My favorite bit of the entire article:
Meanwhile,
the Air Force, which has a $156 billion annual budget, still doesn’t
always use serial numbers. It has no idea how much of almost anything it
has at any given time. Nuclear weapons are the exception, and it
started electronically tagging those only after two extraordinary
mistakes, in 2006 and 2007. In the first, the Air Force accidentally
loaded six nuclear weapons in a B-52 and flew them across the country,
unbeknownst to the crew. In the other, the services sent nuclear nose
cones by mistake to Taiwan, which had asked for helicopter batteries.
When
I read that, the first thing that popped into my head was an episode of
M*A*S*H with some high-ranking dude explaining that, no the unit could
not have some badly needed piece of medical equipment, but they could
have a popcorn machine. Just use form blah-blah-blah-stroke-J, cross out
"Machine Gun" and write in "Popcorn Machine". I guess whoever wrote
that bit was closer to the mark than they knew, only it was form
blah-blah-blah-stoke-H, and you cross out "Helicopter Batteries" and write in "Nuclear Missile". And we trust these people with essentially unlimited firepower. And a trillion dollars a year. Speaking
of a trillion dollars, some people are trying to say Sanders is full of
it when he talks about the big banks getting a trillion dollars in
bail-outs after nearly wreaking the entire world economy. And it's true
that the number is probably no where near a trillion dollars. Taibbi
shows that more likely, it's somewhere between $7.7 trillion and $29 trillion.
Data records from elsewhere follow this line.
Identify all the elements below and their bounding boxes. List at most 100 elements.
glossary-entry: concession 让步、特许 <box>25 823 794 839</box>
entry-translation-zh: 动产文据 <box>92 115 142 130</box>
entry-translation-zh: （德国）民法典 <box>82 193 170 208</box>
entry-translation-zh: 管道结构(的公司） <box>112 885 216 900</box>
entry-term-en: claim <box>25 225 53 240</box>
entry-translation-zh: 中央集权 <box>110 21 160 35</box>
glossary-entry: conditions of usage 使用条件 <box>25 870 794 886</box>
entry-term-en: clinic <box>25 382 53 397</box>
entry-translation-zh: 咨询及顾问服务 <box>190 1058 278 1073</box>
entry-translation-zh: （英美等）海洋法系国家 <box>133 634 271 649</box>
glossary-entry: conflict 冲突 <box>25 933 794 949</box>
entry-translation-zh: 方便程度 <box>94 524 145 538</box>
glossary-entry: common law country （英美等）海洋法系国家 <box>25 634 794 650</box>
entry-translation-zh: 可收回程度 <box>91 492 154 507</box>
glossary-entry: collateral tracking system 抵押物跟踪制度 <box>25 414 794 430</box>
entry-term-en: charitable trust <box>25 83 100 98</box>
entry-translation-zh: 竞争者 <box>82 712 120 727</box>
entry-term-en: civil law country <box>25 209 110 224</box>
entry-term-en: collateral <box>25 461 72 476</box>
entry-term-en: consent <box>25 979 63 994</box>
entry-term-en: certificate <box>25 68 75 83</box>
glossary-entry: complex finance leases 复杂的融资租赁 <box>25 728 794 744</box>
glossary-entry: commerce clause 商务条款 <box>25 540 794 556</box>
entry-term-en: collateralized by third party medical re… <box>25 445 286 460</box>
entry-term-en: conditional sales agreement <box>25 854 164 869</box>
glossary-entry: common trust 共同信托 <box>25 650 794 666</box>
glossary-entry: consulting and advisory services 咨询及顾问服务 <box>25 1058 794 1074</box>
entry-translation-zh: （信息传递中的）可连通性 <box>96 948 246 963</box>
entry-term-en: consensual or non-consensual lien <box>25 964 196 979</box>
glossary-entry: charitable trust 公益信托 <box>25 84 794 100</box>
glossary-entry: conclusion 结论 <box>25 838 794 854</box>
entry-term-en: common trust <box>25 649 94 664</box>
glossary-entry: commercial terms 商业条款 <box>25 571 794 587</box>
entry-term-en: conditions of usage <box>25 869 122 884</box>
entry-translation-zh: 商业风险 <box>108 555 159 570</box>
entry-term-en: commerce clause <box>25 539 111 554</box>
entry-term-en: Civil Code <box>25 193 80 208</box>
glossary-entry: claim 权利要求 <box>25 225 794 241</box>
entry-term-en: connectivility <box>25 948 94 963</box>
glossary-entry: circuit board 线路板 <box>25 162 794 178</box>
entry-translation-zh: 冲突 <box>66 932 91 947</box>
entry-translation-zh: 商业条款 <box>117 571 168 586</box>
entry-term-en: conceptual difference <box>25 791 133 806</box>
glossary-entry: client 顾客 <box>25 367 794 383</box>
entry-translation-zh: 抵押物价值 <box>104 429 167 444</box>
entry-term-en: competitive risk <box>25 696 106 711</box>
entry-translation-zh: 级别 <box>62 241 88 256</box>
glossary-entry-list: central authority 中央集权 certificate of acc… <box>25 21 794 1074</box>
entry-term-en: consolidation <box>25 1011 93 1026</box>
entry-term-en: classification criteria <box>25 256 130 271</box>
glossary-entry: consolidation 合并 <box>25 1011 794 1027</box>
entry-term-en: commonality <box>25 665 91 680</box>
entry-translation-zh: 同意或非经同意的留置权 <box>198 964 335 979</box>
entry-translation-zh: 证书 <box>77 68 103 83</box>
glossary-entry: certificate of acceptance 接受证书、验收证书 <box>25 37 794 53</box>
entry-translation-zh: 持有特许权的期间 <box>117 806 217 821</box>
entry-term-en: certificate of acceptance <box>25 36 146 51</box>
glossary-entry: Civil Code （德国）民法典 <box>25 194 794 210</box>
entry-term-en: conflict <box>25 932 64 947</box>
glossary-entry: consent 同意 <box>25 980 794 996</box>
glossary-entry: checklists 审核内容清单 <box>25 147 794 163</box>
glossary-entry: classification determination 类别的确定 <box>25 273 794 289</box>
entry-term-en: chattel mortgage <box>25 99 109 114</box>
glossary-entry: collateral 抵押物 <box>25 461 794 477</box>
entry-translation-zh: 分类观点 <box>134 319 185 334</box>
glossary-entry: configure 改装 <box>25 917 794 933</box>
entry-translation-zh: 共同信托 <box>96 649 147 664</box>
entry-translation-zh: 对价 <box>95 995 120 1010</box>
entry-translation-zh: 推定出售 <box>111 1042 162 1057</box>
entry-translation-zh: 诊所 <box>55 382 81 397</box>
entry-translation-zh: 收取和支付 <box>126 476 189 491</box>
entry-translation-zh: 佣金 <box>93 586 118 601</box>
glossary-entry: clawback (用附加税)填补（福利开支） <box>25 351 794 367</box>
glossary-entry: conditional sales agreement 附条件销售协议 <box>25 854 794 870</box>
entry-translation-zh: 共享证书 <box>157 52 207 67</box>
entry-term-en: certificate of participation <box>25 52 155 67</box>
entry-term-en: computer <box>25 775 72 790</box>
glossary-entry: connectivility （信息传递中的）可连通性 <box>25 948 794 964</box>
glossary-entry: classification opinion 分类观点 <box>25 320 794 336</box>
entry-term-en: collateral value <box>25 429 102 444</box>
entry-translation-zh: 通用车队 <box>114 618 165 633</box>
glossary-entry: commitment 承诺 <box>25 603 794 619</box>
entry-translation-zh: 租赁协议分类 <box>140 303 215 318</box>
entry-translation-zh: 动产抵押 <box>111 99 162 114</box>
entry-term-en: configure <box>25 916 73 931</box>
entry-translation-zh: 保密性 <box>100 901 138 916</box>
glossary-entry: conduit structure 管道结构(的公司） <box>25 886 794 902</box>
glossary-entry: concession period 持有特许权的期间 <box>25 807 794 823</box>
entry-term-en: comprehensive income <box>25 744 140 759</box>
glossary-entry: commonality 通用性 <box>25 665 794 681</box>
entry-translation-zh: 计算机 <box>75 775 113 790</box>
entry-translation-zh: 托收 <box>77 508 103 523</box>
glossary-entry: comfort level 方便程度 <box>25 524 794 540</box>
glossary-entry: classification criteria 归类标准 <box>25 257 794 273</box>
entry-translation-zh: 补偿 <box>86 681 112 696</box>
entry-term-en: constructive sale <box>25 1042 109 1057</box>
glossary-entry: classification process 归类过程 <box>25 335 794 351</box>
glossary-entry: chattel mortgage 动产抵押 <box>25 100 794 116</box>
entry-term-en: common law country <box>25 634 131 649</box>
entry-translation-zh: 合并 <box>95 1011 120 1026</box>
As he points out in the article, the bail-out went far beyond just
TARP. There was TAF, TALF, TSLF, TOP, PDCF, Maiden Lanes, interest on
Fed Reserve balances, and much more. Meanwhile, we got the shaft. And the bill. I
think that I posted this before, but I figure that if you made it this
far, you could use some suicide prevention. I thought of this video
because Debbie is training for her new job, which comes with the
possibility of getting a phone call from someone famous. The trainer was
talking about treating them like anyone else and not squee-ing in their
ear. Sort of the opposite of this: I
think what makes me laugh about that clip more than anything is that in
a poll of the 7.7 billion people on planet earth, more would likely
recognize Mayim Bialik than Mark Hamill. And I will close with Dr. Jerry Pournelle's admonition: Remember that despair is a sin.